BENTORNATO MAESTRO!

Riccardo Muti ricalca il proscenio del Teatro alla Scala

Il Maestro accolto con una standing ovation all'inaugurazione di una Mostra a lui dedicata per il suo 75mo compleanno

Il Maestro è tornato a casa e dopo 16 anni di assenza ricalca il proscenio del Teatro alla Scala. Il pubblico lo accoglie con una standing ovation, quelle che si riservano solo ai "grandi". E Riccardo Muti è sicuramente uno dei più grandi. Il prossimo 28 luglio compirà 75 anni e il Teatro, di cui è stato direttore musicale per vent'anni, lo festeggia con una mostra.

"Bentornato a casa!": fra le ovazioni di un Piermarini gremito e in piedi un urlo si leva dai palchi non appena Riccardo Muti appare per l'incontro organizzato proprio per inaugurare la mostra a lui dedicata. Ad accoglierlo i musicisti del Quartetto della Scala che suonano due movimenti dei quartetti milanesi di Mozart e Verdi. Un appuntamento storico.

La mostra al Museo Teatrale della Scala resterà aperta fino al 15 ottobre e ripercorre i 19 anni della direzione artistica di Muti (1986-2005), fra racconti e immagini che descrivono momenti memorabili e la particolare empatia con autori proprio come Mozart e Verdi.
Un regalo di compleanno, ma soprattutto un omaggio sentito e meritato ad un grande Maestro: "Il ritorno in questa sala è motivo di grande commozione, anche se sono uno di quelli che non mostra i suoi sentimenti: nel bene o nel male ho dato tanto alla Scala, alla città e quindi all'Italia", dice Muti. Che non risparmi però i consueti "rimproveri" ad un Paese "che fa spreco della parola cultura. In Corea ci sono 30 orchestre sinfoniche, mentre da noi alcune regioni non hanno neppure un teatro: ' vergognoso per il paese che ha creato l'opera, la musica da camera, la terminologia musicale".

Muti parla per oltre un'ora e mezza, esalta il repertorio italiano, quello meno popolare da riscoprire con orgoglio e quello classico da proteggere.
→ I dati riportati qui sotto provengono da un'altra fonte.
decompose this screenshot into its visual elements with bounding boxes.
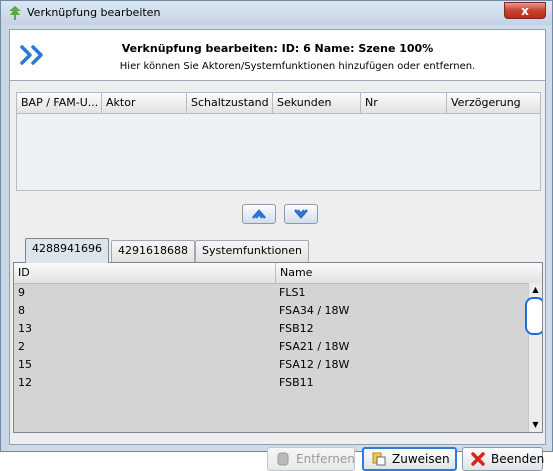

Narra aneddoti della sua carriera, dall'emozione per il ritorno della Traviata dopo 26 anni di assenza al dibattito che seguì alla rottura dell'etichetta toscaniniana quando eseguì il bis del 'Va, pensiero', e ricordi divertenti e non. Arringa in difesa del pubblico: "Lasciatelo venire a teatro come andrebbe al cinema, questa è cultura" e critica l'abitudine di studiare direzione: "Che significa? Per dirigere bisogna studiare composizione, conoscere il teatro, non imparare una gestualità". Il finale è tutto nelle mani del violoncellista Massimo Polidori che si fa portavoce di tutti i presenti: "Il nostro augurio è quello di rivederla dirigere in questo teatro".